The South Dakota goal for children aged 19 to 35 months is 80 percent. The state rate reached 76.3 percent in 2014 but dropped since then to 75.6 in 2015 and 70.4 in 2016.
The national rate meanwhile also fell to 70.7 percent in 2016.
State epidemiologist Joshua Clayton suggested health providers should discuss their experiences when talking to hesitant parents.
Linda Daugaard, whose husband is in his final months as governor, recalled measles and mumps as “almost a rite of passage” for children who grew up in the 1950s and 1960s.
“As grandparents we remember those days,” Daugaard said.
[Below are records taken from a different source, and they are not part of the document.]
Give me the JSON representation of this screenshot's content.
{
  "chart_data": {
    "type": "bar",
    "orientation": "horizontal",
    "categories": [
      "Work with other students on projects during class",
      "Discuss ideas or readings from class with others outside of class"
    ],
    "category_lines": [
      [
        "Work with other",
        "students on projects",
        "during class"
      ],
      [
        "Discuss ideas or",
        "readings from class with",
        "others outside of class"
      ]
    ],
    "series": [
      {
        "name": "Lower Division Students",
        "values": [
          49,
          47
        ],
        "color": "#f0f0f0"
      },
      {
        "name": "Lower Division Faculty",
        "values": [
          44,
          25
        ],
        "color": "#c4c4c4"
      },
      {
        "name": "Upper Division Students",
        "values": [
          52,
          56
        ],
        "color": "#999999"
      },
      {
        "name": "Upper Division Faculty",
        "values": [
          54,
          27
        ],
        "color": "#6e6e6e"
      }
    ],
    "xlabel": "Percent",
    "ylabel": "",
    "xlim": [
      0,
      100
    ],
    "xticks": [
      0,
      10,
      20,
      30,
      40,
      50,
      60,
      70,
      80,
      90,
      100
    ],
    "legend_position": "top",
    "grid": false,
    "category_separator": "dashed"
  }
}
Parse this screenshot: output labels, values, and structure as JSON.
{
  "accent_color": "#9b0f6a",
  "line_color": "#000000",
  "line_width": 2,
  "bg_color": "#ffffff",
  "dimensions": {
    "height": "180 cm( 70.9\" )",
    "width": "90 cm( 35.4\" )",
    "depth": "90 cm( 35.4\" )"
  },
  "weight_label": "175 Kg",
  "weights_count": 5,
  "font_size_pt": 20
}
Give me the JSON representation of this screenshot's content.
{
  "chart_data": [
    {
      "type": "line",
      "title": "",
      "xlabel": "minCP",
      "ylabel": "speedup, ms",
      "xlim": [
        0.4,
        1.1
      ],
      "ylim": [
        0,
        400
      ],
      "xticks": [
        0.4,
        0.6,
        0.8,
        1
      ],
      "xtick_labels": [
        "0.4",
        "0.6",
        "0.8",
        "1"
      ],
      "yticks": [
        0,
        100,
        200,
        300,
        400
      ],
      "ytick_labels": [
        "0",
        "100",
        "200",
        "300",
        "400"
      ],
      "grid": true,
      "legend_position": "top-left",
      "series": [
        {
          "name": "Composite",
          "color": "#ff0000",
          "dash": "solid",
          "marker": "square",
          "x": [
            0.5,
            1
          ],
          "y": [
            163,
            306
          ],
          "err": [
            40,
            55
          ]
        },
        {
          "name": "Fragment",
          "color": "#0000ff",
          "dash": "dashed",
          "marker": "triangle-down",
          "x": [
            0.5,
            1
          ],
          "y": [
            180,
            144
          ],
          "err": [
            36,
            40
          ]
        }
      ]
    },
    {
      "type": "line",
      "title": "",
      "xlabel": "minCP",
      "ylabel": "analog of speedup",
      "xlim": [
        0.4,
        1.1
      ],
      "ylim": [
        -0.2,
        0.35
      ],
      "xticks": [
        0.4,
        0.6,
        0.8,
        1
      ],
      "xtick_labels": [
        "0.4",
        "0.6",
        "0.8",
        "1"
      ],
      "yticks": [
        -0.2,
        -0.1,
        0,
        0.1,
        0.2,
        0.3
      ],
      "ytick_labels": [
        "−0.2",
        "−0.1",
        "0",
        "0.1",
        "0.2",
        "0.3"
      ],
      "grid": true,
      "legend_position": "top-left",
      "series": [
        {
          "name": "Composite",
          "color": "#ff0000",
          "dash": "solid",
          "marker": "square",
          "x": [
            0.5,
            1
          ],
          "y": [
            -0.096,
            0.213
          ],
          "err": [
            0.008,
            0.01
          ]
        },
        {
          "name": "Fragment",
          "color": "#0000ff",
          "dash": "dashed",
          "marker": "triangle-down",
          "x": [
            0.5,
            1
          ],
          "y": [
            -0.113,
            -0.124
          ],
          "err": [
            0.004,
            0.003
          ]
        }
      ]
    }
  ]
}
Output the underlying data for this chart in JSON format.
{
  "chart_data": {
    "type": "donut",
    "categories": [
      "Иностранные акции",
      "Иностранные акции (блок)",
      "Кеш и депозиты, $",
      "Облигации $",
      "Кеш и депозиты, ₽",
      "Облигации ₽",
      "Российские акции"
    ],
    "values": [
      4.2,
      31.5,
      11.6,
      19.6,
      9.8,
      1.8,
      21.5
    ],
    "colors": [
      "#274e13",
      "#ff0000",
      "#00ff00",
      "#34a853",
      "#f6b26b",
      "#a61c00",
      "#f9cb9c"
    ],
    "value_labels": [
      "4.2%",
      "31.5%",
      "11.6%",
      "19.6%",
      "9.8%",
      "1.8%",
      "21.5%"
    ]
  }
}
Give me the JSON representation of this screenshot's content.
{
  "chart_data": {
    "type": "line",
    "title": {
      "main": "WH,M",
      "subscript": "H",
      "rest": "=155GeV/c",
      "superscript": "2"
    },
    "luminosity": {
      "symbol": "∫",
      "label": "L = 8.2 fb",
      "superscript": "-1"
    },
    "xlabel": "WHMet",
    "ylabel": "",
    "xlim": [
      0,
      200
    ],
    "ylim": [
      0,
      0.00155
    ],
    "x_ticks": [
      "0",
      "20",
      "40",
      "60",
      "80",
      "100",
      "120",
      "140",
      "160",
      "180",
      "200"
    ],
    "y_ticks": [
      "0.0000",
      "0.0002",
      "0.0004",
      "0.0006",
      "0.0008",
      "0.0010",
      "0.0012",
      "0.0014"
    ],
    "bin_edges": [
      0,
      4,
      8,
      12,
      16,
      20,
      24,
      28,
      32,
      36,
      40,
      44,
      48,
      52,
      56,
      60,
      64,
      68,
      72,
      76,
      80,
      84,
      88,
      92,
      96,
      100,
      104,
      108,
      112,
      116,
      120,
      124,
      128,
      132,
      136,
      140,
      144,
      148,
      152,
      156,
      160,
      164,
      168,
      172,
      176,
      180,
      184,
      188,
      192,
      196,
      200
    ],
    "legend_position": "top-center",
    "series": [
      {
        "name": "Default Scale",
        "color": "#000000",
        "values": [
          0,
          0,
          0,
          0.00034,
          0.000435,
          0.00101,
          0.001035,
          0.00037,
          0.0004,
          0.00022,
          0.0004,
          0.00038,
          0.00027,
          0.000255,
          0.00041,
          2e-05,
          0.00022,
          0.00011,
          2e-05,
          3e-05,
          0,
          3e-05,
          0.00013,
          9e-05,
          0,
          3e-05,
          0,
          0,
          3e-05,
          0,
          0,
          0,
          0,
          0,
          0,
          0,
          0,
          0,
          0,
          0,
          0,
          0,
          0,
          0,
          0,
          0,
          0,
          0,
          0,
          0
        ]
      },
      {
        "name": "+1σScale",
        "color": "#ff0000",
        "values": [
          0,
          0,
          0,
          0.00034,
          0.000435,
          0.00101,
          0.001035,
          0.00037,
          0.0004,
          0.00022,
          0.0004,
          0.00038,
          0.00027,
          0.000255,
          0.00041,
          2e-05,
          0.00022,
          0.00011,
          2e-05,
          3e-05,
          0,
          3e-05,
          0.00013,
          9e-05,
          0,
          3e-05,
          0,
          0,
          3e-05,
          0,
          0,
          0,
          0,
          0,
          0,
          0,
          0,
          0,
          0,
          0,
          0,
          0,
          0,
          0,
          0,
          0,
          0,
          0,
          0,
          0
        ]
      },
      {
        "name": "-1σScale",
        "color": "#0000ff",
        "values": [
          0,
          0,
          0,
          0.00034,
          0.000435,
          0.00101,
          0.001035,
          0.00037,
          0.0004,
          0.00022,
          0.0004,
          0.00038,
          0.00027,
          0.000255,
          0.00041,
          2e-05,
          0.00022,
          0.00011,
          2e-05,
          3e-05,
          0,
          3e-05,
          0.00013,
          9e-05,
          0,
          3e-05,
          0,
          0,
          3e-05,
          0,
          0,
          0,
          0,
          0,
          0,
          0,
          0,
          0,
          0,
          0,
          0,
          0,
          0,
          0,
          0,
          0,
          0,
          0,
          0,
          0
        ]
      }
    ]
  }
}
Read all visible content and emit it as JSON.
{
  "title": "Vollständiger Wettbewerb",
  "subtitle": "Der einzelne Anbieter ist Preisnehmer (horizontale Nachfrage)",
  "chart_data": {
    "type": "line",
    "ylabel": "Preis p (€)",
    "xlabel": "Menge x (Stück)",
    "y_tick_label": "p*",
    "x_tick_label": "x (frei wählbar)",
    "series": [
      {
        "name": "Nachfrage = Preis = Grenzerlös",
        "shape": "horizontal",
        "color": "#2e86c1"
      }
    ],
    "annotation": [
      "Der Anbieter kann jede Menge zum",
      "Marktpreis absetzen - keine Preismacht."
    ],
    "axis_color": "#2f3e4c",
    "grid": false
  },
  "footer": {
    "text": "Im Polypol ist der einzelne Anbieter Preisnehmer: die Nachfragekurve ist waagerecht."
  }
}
She noted, “Immunizations are a shared responsibility.”
Dr. Barbara Pahud focused her presentation on vaccine hesitancy. She is associate director of the vaccine and treatment evaluation unit at Children’s Mercy Hospital in Kansas City, Missouri.
“I do a lot of vaccine research,” Pahud said. “Anything I can do to improve vaccine coverage, I will do.”
She outlined ideas and techniques providers can try to increase vaccine acceptance among parents.
Pahud said she too feared injections for her daughter.
She said under-vaccinations have increased among children 24 months and younger, rising to 54 percent in 2008 from 42 percent in 2004.
There’s also more “cherry-picking” by parents who accept some vaccinations for their children but refuse others, she said.
Pahud suggested providers talk with parents about concepts such as purity and liberty.
“You’ve got to remember, this is the goal of parents, to protect their children,” she said. “They’re just trying to do what’s best for their child.”